Makanan Viral di Kalangan Anak Muda Indonesia

  • 06 Jan 2026 11:42 WIB
  •  Biak

KBRN, Biak: Fenomena makanan viral di media sosial telah menjadi pendorong utama tren kuliner di kalangan anak muda Indonesia pada tahun 2025, dengan inovasi seperti Korean Garlic Bomb Bread, Es Krim Melona Bread, dan Fore Donut mendominasi platform TikTok dan Instagram.

Di era digital 2025, makanan viral bukan lagi sekadar camilan, melainkan simbol identitas sosial bagi anak muda Indonesia, khususnya Gen Z dan milenial awal. Tren ini didorong oleh algoritma TikTok dan Instagram Reels yang mempercepat penyebaran konten estetik, seperti roti bomb Korea atau donat fusion lokal, yang mencapai jutaan views dalam hitungan hari.
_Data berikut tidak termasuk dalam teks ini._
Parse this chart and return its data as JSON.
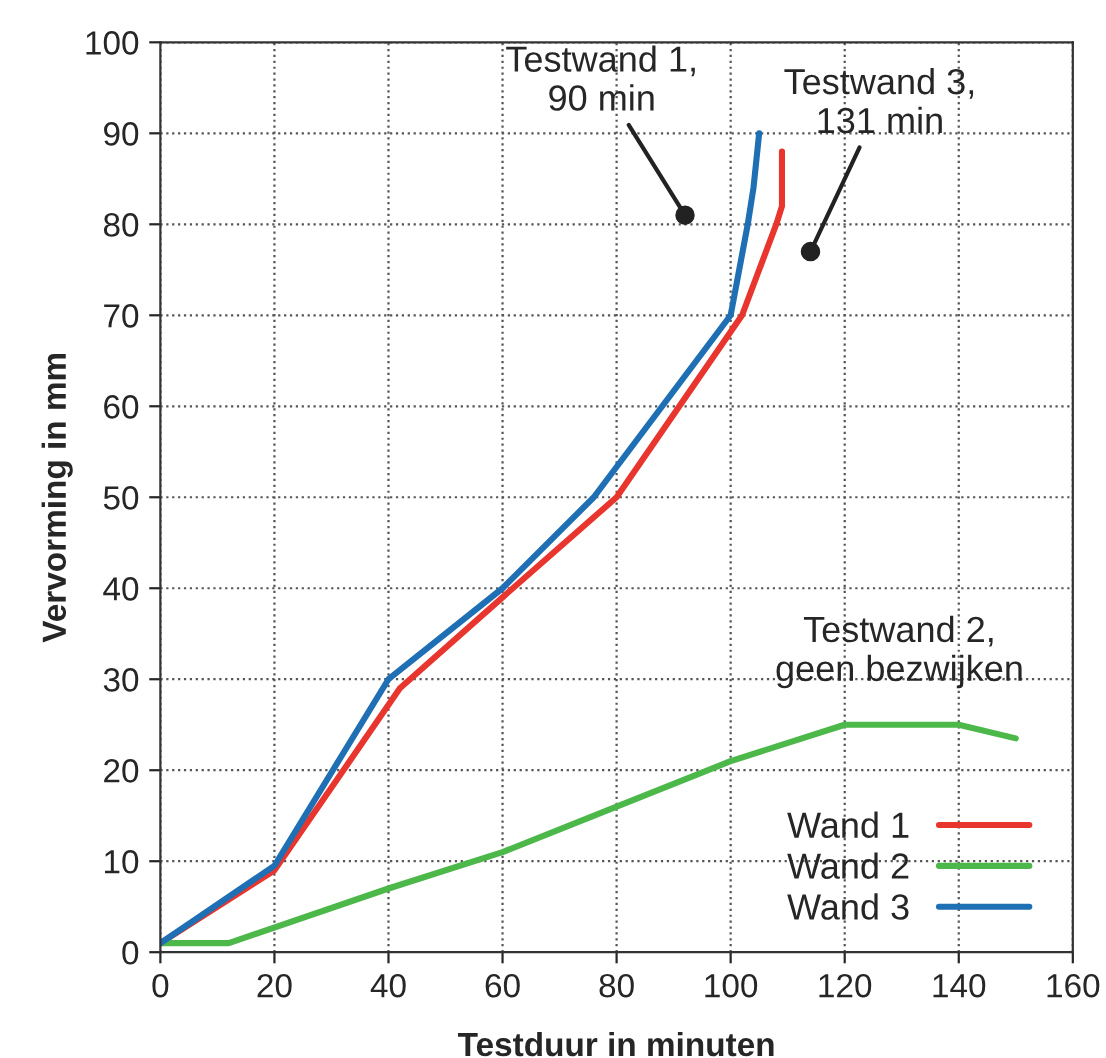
{
  "chart_data": {
    "type": "line",
    "xlabel": "Testduur in minuten",
    "ylabel": "Vervorming in mm",
    "xlim": [
      0,
      160
    ],
    "xticks": [
      0,
      20,
      40,
      60,
      80,
      100,
      120,
      140,
      160
    ],
    "ylim": [
      0,
      100
    ],
    "yticks": [
      0,
      10,
      20,
      30,
      40,
      50,
      60,
      70,
      80,
      90,
      100
    ],
    "grid": true,
    "legend": "bottom right",
    "line_style": "solid",
    "marker": "none",
    "series": [
      {
        "name": "Wand 1",
        "color": "#e8352e",
        "x": [
          0,
          20,
          42,
          60,
          80,
          102,
          108,
          109,
          109
        ],
        "values": [
          1,
          9,
          29,
          39,
          50,
          70,
          80,
          82,
          88
        ]
      },
      {
        "name": "Wand 2",
        "color": "#4cb84a",
        "x": [
          0,
          12,
          40,
          60,
          80,
          100,
          120,
          140,
          150
        ],
        "values": [
          1,
          1,
          7,
          11,
          16,
          21,
          25,
          25,
          23.5
        ]
      },
      {
        "name": "Wand 3",
        "color": "#1f6fb5",
        "x": [
          0,
          20,
          40,
          60,
          76,
          100,
          103,
          104,
          105
        ],
        "values": [
          1,
          9.5,
          30,
          40,
          50,
          70,
          80,
          84,
          90
        ]
      }
    ],
    "annotations": [
      {
        "text": "Testwand 1,\n90 min",
        "x": 92,
        "y": 81
      },
      {
        "text": "Testwand 3,\n131 min",
        "x": 114,
        "y": 77
      },
      "Testwand 2,\ngeen bezwijken"
    ]
  }
}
Fenomena ini mencerminkan pergeseran gaya hidup konsumen muda yang mengalokasikan hingga 20% pengeluaran bulanan untuk jajanan kekinian, memengaruhi sektor UMKM dan ritel makanan. Latar belakang tren ini terkait globalisasi rasa Asia (Korea-Thailand-Jepang) yang beradaptasi dengan plat lokal, ditambah kolaborasi brand seperti Fore Donut dari Fore Coffee.
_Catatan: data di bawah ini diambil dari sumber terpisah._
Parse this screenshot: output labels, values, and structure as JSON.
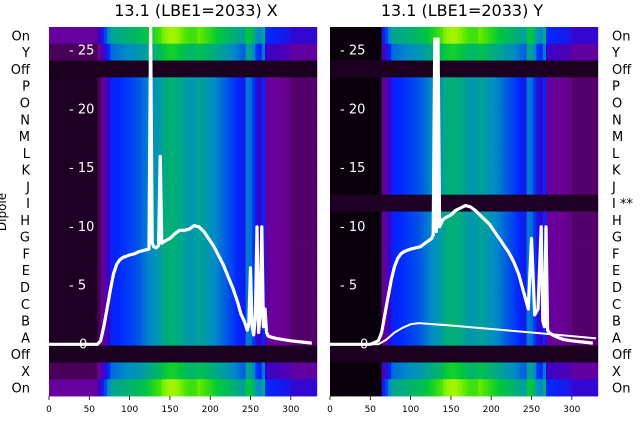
{
  "chart_data": [
    {
      "type": "heatmap",
      "title": "13.1 (LBE1=2033) X",
      "ylabel": "Dipole",
      "row_labels_top_to_bottom": [
        "On",
        "Y",
        "Off",
        "P",
        "O",
        "N",
        "M",
        "L",
        "K",
        "J",
        "I",
        "H",
        "G",
        "F",
        "E",
        "D",
        "C",
        "B",
        "A",
        "Off",
        "X",
        "On"
      ],
      "x_ticks": [
        0,
        50,
        100,
        150,
        200,
        250,
        300
      ],
      "xlim": [
        0,
        330
      ],
      "overlay_ticks": [
        0,
        5,
        10,
        15,
        20,
        25
      ],
      "overlay_ylim": [
        -4.4,
        27
      ],
      "overlay_series": [
        {
          "x": [
            0,
            30,
            60,
            64,
            68,
            72,
            76,
            80,
            84,
            88,
            92,
            96,
            100,
            106,
            112,
            118,
            124,
            126,
            128,
            130,
            133,
            136,
            138,
            140,
            144,
            150,
            156,
            162,
            168,
            174,
            180,
            186,
            192,
            198,
            204,
            210,
            216,
            222,
            228,
            234,
            238,
            242,
            244,
            246,
            248,
            250,
            252,
            254,
            256,
            258,
            260,
            262,
            264,
            266,
            268,
            270,
            272,
            276,
            282,
            290,
            300,
            312,
            326
          ],
          "y": [
            0,
            0,
            0,
            0.3,
            1.5,
            3,
            4.6,
            6,
            6.8,
            7.2,
            7.4,
            7.5,
            7.6,
            7.7,
            7.9,
            8,
            8.1,
            27,
            8.6,
            8.3,
            8.2,
            8.4,
            16,
            8.6,
            8.8,
            9,
            9.4,
            9.7,
            9.7,
            9.8,
            10.1,
            10,
            9.6,
            9,
            8.4,
            7.6,
            6.8,
            5.8,
            4.8,
            3.6,
            2.6,
            2,
            1.6,
            1.2,
            1.8,
            6.5,
            1.5,
            0.8,
            2.4,
            10,
            1,
            2.5,
            10,
            1.5,
            3,
            1,
            0.7,
            0.6,
            0.5,
            0.4,
            0.3,
            0.2,
            0.1
          ]
        }
      ],
      "colormap": "black-purple-blue-green-yellow"
    },
    {
      "type": "heatmap",
      "title": "13.1 (LBE1=2033) Y",
      "ylabel": "",
      "row_labels_top_to_bottom": [
        "On",
        "Y",
        "Off",
        "P",
        "O",
        "N",
        "M",
        "L",
        "K",
        "J",
        "I **",
        "H",
        "G",
        "F",
        "E",
        "D",
        "C",
        "B",
        "A",
        "Off",
        "X",
        "On"
      ],
      "x_ticks": [
        0,
        50,
        100,
        150,
        200,
        250,
        300
      ],
      "xlim": [
        0,
        330
      ],
      "overlay_ticks": [
        0,
        5,
        10,
        15,
        20,
        25
      ],
      "overlay_ylim": [
        -4.4,
        27
      ],
      "overlay_series": [
        {
          "x": [
            0,
            30,
            50,
            60,
            64,
            68,
            72,
            76,
            80,
            84,
            88,
            92,
            96,
            100,
            106,
            112,
            118,
            124,
            126,
            128,
            130,
            132,
            134,
            136,
            138,
            140,
            144,
            150,
            156,
            162,
            168,
            174,
            180,
            186,
            192,
            198,
            204,
            210,
            216,
            222,
            228,
            234,
            238,
            242,
            246,
            250,
            254,
            258,
            262,
            264,
            266,
            268,
            270,
            272,
            276,
            282,
            290,
            300,
            312,
            326
          ],
          "y": [
            0,
            0,
            0,
            0.3,
            1,
            2.5,
            4,
            5.5,
            6.6,
            7.3,
            7.7,
            7.9,
            8,
            8.1,
            8.2,
            8.3,
            8.6,
            8.9,
            9,
            9.3,
            26,
            9.6,
            26,
            10,
            10.3,
            10.6,
            10.8,
            11,
            11.4,
            11.6,
            11.8,
            11.7,
            11.4,
            11,
            10.6,
            10.2,
            9.6,
            9,
            8.4,
            7.8,
            7,
            6,
            5,
            4,
            3,
            9,
            2.5,
            3,
            10,
            2,
            1.5,
            10,
            1.2,
            1,
            0.8,
            0.6,
            0.4,
            0.3,
            0.2,
            0.1
          ]
        },
        {
          "x": [
            0,
            40,
            60,
            70,
            80,
            90,
            100,
            110,
            150,
            200,
            250,
            300,
            330
          ],
          "y": [
            0,
            0,
            0,
            0.4,
            1,
            1.4,
            1.7,
            1.8,
            1.6,
            1.3,
            1,
            0.7,
            0.5
          ]
        }
      ],
      "colormap": "black-purple-blue-green-yellow"
    }
  ]
}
Namun, di balik hype, muncul isu kesehatan seperti kandungan gula tinggi dan dampak lingkungan dari kemasan sekali pakai. Viralitas makanan 2025 dimulai dari konten pendek berformat ASMR atau unboxing, seperti review para titokers yang menampilkan Snack Tray Lawson dan Sosis Mamalelow. Platform ini memanfaatkan FYP (For You Page) untuk menjangkau 70% pengguna Gen Z, dengan hashtag #MakananViral2025 mencapai 500 juta views.

Kesimpulannya, Makanan viral 2025 merevolusi kuliner anak muda Indonesia, gabungkan hiburan digital dengan inovasi rasa, tapi tuntut keseimbangan nutrisi dan keberlanjutan. Dengan 10 tren utama seperti Korean Garlic Bomb Bread dan Fore Donut, sektor ini potensial ekonomi Rp50 triliun, namun mitigasi risiko kesehatan esensial. Implementasi strategi ini wujudkan tren kuliner bertanggung jawab.